A survey published in February blasts attempts by the US and other governments to weaken encryption products, demonstrating that such moves are utterly pointless given the global nature of encryption technology,
“Based on the marketing materials we read, there is no reason to believe that foreign-designed or foreign-developed encryption products are any worse (or better) than their US counterparts. Cryptography is very much a worldwide academic discipline, as evidenced by the quantity and quality of research papers and academic conferences from countries other than the US.”

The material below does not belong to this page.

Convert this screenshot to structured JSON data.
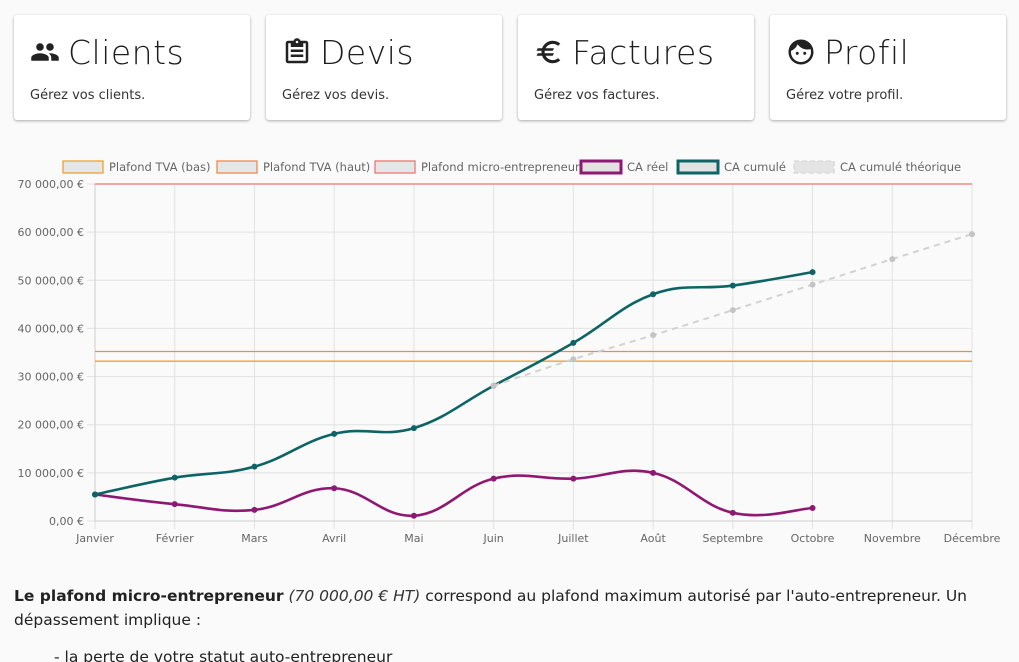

Government mandated backdoors are therefore utterly pointless, as there is no reason why people should not just switch to using products created in countries which do not require companies to deliberately weaken their security products,
“Anyone who wants to evade an encryption backdoor in US or UK encryption products has a wide variety of foreign products they can use instead: to encrypt their hard drives, voice conversations, chat sessions, VPN links, and everything else. Any mandatory backdoor will be ineffective simply because the marketplace is so international.”

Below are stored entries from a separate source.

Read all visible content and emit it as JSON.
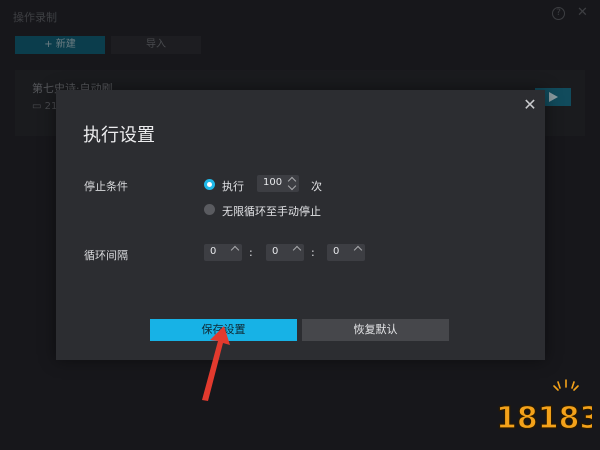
{
  "app": {
    "title": "操作录制",
    "help_icon": "?",
    "close_icon": "✕",
    "new_button": "+ 新建",
    "import_button": "导入",
    "record": {
      "name": "第七史诗·自动刷",
      "date": "21"
    }
  },
  "dialog": {
    "title": "执行设置",
    "close_icon": "✕",
    "stop_condition": {
      "label": "停止条件",
      "option_execute": "执行",
      "times_value": "100",
      "times_unit": "次",
      "option_loop": "无限循环至手动停止",
      "selected": "execute"
    },
    "interval": {
      "label": "循环间隔",
      "hours": "0",
      "minutes": "0",
      "seconds": "0",
      "separator": ":"
    },
    "save_button": "保存设置",
    "restore_button": "恢复默认"
  },
  "colors": {
    "accent": "#17b2e6",
    "arrow": "#e23a2e",
    "logo": "#f4a21a"
  },
  "watermark": {
    "text": "18183"
  }
}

This situation is further complicated by the fact that many (34 percent) security products are open source, and have what the report’s authors term “jurisdictional agility”. Such products defy regional laws as they are often developed by international teams and hosted on multiple servers across the world,
“Some products are developed and maintained by an international team without any clear leader. Some product developers go out of their way to hide their national origins. Belize, the British Virgin Islands, and St. Kitts and Nevis are tax and anonymity havens; the fact that a domain or corporation is hosted or incorporated there doesn’t guarantee that that’s where the developer is actually from. Finally, our survey includes. 16 products where we could not identify the country of origin.”
The report argues that backdoors will overwhelming affect innocent users of products, and “criminals who are too stupid to realize that their security products have been backdoored or too lazy to switch to an alternative,” but that they would be ineffective against their real targets,
“The smart criminals that any mandatory backdoors are supposed to catch—terrorists, organized crime, and so on—will easily be able to evade those backdoors.”

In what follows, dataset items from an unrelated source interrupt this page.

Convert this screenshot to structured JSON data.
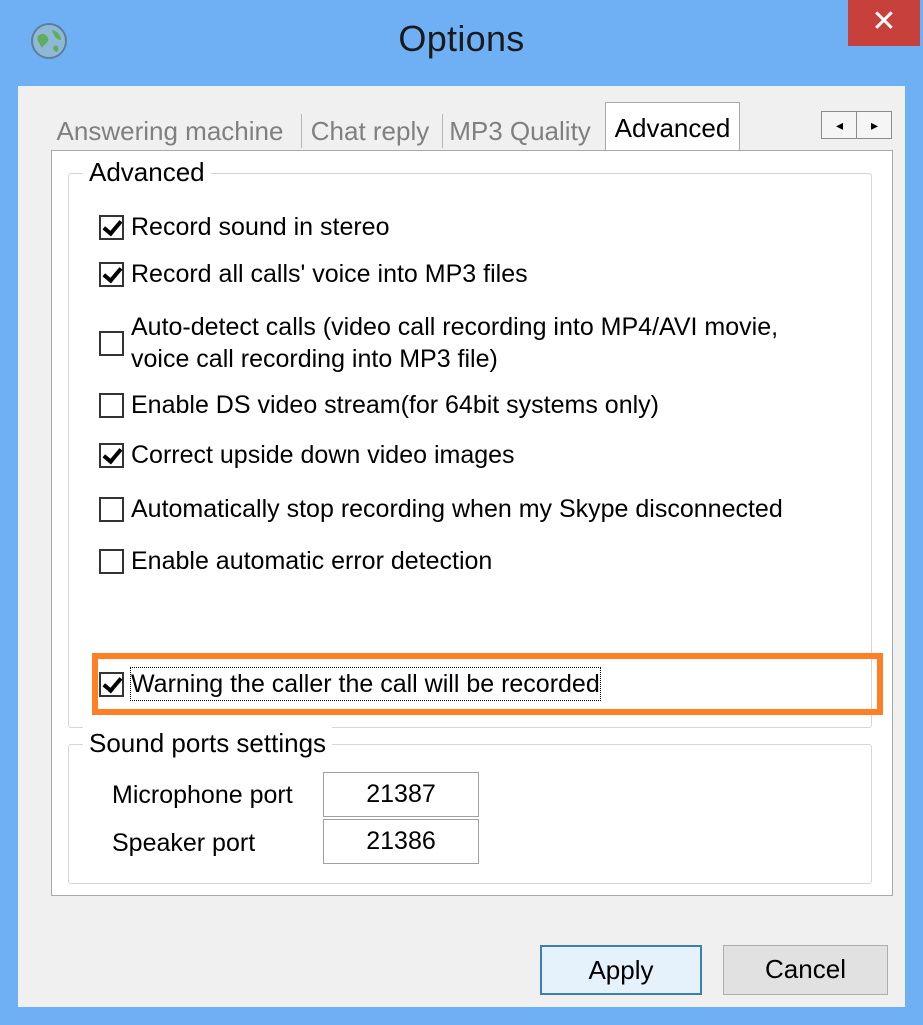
{
  "window": {
    "title": "Options",
    "close_glyph": "✕",
    "app_icon": "globe-icon"
  },
  "tabs": [
    {
      "label": "Answering machine",
      "active": false
    },
    {
      "label": "Chat reply",
      "active": false
    },
    {
      "label": "MP3 Quality",
      "active": false
    },
    {
      "label": "Advanced",
      "active": true
    }
  ],
  "tab_scroll": {
    "left_glyph": "◂",
    "right_glyph": "▸"
  },
  "advanced_group": {
    "title": "Advanced",
    "options": [
      {
        "label": "Record sound in stereo",
        "checked": true
      },
      {
        "label": "Record all calls' voice into MP3 files",
        "checked": true
      },
      {
        "label": "Auto-detect calls (video call recording into MP4/AVI movie, voice call recording into MP3 file)",
        "checked": false
      },
      {
        "label": "Enable DS video stream(for 64bit systems only)",
        "checked": false
      },
      {
        "label": "Correct upside down video images",
        "checked": true
      },
      {
        "label": "Automatically stop recording when my Skype disconnected",
        "checked": false
      },
      {
        "label": "Enable automatic error detection",
        "checked": false
      },
      {
        "label": "Warning the caller the call will be recorded",
        "checked": true,
        "highlighted": true
      }
    ]
  },
  "sound_ports": {
    "title": "Sound ports settings",
    "microphone": {
      "label": "Microphone port",
      "value": "21387"
    },
    "speaker": {
      "label": "Speaker port",
      "value": "21386"
    }
  },
  "buttons": {
    "apply": "Apply",
    "cancel": "Cancel"
  },
  "colors": {
    "title_bar": "#6fb0f5",
    "close_button": "#c6413c",
    "highlight": "#ff7f27"
  }
}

A Worldwide Survey of Encryption Products was published by independent Harvard researchers Bruce Schneider, world-renowned cryptologist and fellow at the Berkman Center for Internet & Society, Kathleen Seidel, and Saranya Vijayakumar. It surveyed 855 hardware and software encryption products available in 55 different countries, of which over 500 originate outside the US.
A point not made in the report itself, but mentioned by Schneier in his introduction to the report, is that backdooring encryption products is bad for business, as the international nature of the market will ensure that customers simply buy and use products from countries where backdoors are not mandated.